Aussi, pour qu'un régime démocratique soit vivable, il faut savoir accepter d'être gouvernés par une élite d'hommes éclairés sur lesquels reposerait l'essentiel du pouvoir politique. Autrement dit, la démocratie ne serait possible que si la participation des citoyens ordinaires aux délibérations et décisions politiques est minimale, c'est-à-dire lorsqu'ils se limitent à choisir, par le vote, leurs représentants politiques. Le reste du temps, il est préférable que chaque citoyen s'occupe de ses propres affaires, et que seuls les élus s'occupent de gérer les problèmes spécifiquement politiques, car eux uniquement en auraient la compétence. Cependant, ce qui est ainsi supprimé, c'est l'espace commun de la démocratie. En effet, a conception élitiste de la démocratie, bien qu'elle semble raisonnable, car elle semble la seule possible, a cependant la faiblesse de retirer presque tout son contenu au mot "démocratie". La liberté de voter ne peut suffire à donner tout son sens à la démocratie, ne serait-ce que parce que le vote peut porter au pouvoir n'importe qui, y compris ceux qui souhaiteraient supprimer la liberté de voter. De même, pour la liberté d'être sondé.

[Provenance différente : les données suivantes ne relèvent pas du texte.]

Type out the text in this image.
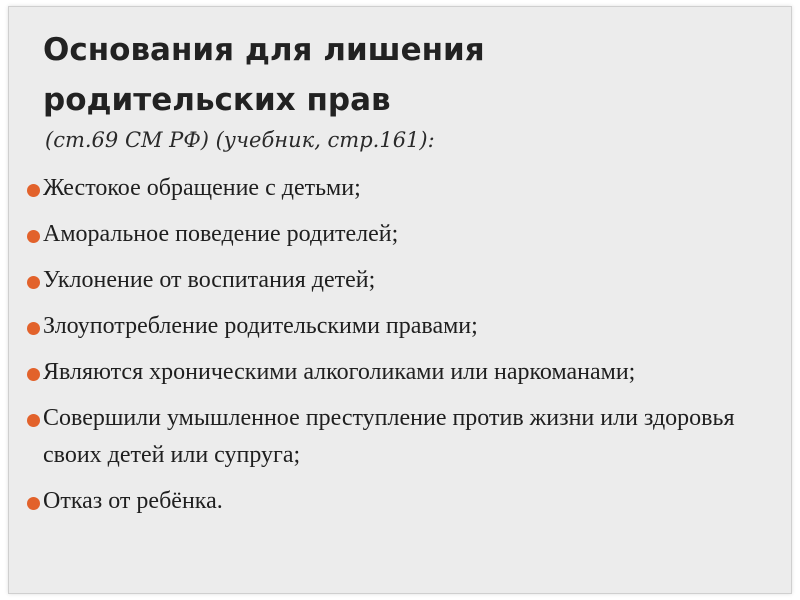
Основания для лишения
родительских прав

(ст.69 СМ РФ) (учебник, стр.161):

Жестокое обращение с детьми;
Аморальное поведение родителей;
Уклонение от воспитания детей;
Злоупотребление родительскими правами;
Являются хроническими алкоголиками или наркоманами;
Совершили умышленное преступление против жизни или здоровья своих детей или супруга;
Отказ от ребёнка.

Contre cette conception élitiste et minimaliste de la démocratie, il faut pouvoir démontrer que les discussions et actions entre citoyens ordinaires qui traversent les espaces publics politiques non seulement ne sont pas à jeter dans l'irrationnel, mais surtout qu'elles peuvent jouer un rôle constitutif dans les délibérations et décisions qui s'effectuent au sein des institutions d'un Etat de droit. Il ne s'agit pas d'expliquer pour quelles raisons les élus devraient prendre en compte ces discussions -par exemple, grâce aux sondages d'opinions, lorsqu'ils délibèrent et décident des politiques à effectuer. Cela, ils le font déjà. Mais les sondages d'opinions ne sont souvent qu'un outil permettant aux élus de mieux faire semblant de faire le contraire de ce qu'ils veulent faire, qui permettent non seulement de mieux manipuler les opinions, mais aussi de les fabriquer. Il s'agit au contraire d'élucider comment ces discussions, traversant les espaces publics, viennent irriguer les institutions de l'Etat au point d'en devenir constitutives et non pas seulement ornementales. C'est ce défi théorique et pratique qui donne sens à l'idée d'une démocratie radicale, une démocratie dont le pouvoir est constitué par le bas, et non pas imposé d'en haut, une démocratie réelle et pas seulement formelle. Autrement dit, parier sur la valeur de la rationalité à l'oeuvre dans les communications et actions produites par les citoyens ordinaires équivaut à parier sur l'idéal d'une démocratie radicalement réelle, bien que limitée, et non pas sur une démocratie qui, aujourd'hui, renoncerait à l'idéal d'être pleinement elle-même, c'est-à-dire, exercice du pouvoir du peuple.Si la démocratie n'est pas un régime, c'est parce qu'elle s'incarne moins dans les institutions de l'Etat que dans une manière d'interrompre et de défigurer l'ordre établi par les institutions étatiques.

La démocratie n'est donc pas essentiellement un régime, même s'il y a des régimes démocratiques qui permettent l'exercice de ce pouvoir du peuple, mais le nom qui exprime cette rencontre qui met en exercice le pouvoir des citoyens ordinaires, lorsqu'ils se confrontent au pouvoir politique institutionnalisé. Qu'il nous suffise pour cette fois-ci de définir cette rencontre comme interruption, défiguration de l'ordre politique, c'est-à-dire comme irruption d'un intérêt particulier revendiqué par un individu ou un collectif d'individus dans la sphère publique qui rentre en conflit avec d'autres intérêts et provoque une remise en question de l'intérêt général.